連載「OSS脆弱性ウォッチ」では、さまざまなオープンソースソフトウェアの脆弱性に関する情報を取り上げ、解説する。今回は、OpenSSHでリモートからユーザー名を列挙できる脆弱性について。
「OSSセキュリティ技術の会」の面和毅です。本連載「OSS脆弱性ウォッチ」では、さまざまなオープンソースソフトウェア(OSS)の脆弱(ぜいじゃく)性に関する情報を取り上げ、解説しています。
2018年8月下旬に、OpenSSHでリモートからユーザー名を列挙できる脆弱性が見つかりました。今回は、このOpenSSHの脆弱性を詳しく見ていきます。
SSHは2006年にRFC化されており、RFC4250-4256が認定されました。この一連のRFCの中にある、RFC4252でユーザー認証(パスワード認証や公開鍵認証)について規定されてます。
このRFC4252については、USENIXのサイトで日本語の説明を読めますが、この中の「SSH_MSG_USERAUTH_FAILURE(実装上はSSH2_MSG_USERAUTH_FAILURE)」を返す実装に問題があり、これにより外部からユーザーが存在するか否かが分かってしまうというものになります。
実際にSSH_MSG_USERAUTH_FAILUREの返答を確認してみましょう。
opensshのsshクライアントでユーザー認証部分を確認してみます。「ssh -vvv」オプション(DEBUGメッセージまで表示)で、ログレベルを高くしてユーザー認証部分を見てみたのが図1です(図1)。
図からも分かるように、opensshのsshクライアントでは、SSHのパケット情報を見ることはできません。
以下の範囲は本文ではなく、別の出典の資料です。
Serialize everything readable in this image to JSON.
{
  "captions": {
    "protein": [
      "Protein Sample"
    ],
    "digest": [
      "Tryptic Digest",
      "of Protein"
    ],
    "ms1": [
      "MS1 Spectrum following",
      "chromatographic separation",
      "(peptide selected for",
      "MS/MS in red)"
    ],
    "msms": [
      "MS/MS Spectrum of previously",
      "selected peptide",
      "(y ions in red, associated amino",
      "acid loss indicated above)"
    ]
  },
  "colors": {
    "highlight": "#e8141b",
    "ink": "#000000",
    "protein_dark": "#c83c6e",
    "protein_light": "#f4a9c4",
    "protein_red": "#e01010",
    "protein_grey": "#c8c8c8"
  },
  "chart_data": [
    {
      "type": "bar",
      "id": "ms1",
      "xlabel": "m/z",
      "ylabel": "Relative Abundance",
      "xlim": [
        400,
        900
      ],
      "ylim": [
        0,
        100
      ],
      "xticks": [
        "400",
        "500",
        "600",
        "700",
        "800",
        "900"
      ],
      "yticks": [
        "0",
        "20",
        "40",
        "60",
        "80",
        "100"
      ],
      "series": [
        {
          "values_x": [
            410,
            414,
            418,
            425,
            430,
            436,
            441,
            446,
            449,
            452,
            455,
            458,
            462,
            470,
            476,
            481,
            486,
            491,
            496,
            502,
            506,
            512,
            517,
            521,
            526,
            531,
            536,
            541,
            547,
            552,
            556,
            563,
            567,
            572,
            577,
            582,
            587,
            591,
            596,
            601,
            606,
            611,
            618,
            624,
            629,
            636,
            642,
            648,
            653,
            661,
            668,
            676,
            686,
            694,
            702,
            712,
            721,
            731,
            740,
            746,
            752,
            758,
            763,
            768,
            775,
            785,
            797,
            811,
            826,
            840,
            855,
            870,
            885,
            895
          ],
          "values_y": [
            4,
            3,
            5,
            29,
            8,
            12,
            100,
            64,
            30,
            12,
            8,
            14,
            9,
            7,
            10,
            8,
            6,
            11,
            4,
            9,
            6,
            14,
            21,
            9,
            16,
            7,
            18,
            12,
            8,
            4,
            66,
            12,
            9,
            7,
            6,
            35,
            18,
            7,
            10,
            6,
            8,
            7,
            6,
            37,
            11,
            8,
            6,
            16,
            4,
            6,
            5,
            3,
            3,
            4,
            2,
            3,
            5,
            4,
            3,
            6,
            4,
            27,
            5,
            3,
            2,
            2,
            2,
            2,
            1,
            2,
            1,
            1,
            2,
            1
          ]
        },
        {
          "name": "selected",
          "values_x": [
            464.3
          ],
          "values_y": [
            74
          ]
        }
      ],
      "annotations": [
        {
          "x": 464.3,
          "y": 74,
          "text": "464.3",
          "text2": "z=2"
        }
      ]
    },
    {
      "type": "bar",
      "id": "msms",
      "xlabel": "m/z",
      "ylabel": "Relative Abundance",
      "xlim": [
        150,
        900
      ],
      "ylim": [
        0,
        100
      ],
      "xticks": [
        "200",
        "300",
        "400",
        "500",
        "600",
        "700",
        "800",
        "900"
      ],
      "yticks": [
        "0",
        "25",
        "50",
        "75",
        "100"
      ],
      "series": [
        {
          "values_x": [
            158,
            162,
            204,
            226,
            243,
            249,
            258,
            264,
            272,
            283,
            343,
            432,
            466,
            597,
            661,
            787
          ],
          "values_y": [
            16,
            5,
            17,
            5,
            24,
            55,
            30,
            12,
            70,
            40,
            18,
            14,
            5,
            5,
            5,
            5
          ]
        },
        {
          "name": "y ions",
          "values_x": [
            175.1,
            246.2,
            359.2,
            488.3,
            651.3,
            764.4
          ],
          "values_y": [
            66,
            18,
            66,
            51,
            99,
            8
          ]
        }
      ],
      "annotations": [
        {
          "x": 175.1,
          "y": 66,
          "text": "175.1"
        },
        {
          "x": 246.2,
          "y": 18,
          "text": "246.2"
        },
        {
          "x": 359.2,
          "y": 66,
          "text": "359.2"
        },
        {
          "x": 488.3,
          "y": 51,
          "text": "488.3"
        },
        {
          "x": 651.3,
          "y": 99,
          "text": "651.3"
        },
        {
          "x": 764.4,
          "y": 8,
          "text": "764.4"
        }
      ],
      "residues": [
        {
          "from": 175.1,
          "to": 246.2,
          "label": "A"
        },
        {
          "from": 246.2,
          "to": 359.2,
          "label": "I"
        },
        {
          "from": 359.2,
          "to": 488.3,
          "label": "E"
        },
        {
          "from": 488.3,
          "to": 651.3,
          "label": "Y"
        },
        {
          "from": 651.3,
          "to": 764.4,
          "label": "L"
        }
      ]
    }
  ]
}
そのため、sshクライアントで通信の状況は確認できません。
puttyは、トンネル機能やフォワーディングなども実装しているSSHクライアントです。Windowsなどで使えます。puttyの設定画面でログ出力の箇所に「SSHパケット」があるので、これを有効にしてログを取得します(図2)。
この状態で、puttyでログインを実行すると、ログインが拒否されるまでにやりとりされたSSHパケットの情報が取得できます。このログを見ると、「SSH2_MSG_SERVICE_ACCEPT」の後の「SSH2_MSG_USERAUTH_REQUEST」「SSH2_MSG_USERAUTH_FAILURE」などのパケットもやりとりされているのがログ上から確認できます(図3)。
今回の脆弱性は、こちらのパッチ(パケットに含まれているリクエストが完全にパースされるまで、無効な認証ユーザーに対する処理を遅らせる)がopensshに投げられたことで発覚しました。
今回の問題は、認証に関する箇所で、図4(この場合は「auth2-pubkey.c」中の「userauth_pubkey()」の処理)のように、ユーザー名を先に検証して無効の場合にはエラー処理を行い、その判定の後にパケットの中身を確認しています。
これにより下記の2種類の処理になっています。
つまり、「パケットがおかしいもの(例えば、切り詰められたパケットなど)を送れば、「ユーザー名が無効でエラーになったか」「パケットの方でエラーになったか」が外部から分かるので、ユーザーが存在するか否かが分かる」ということになります。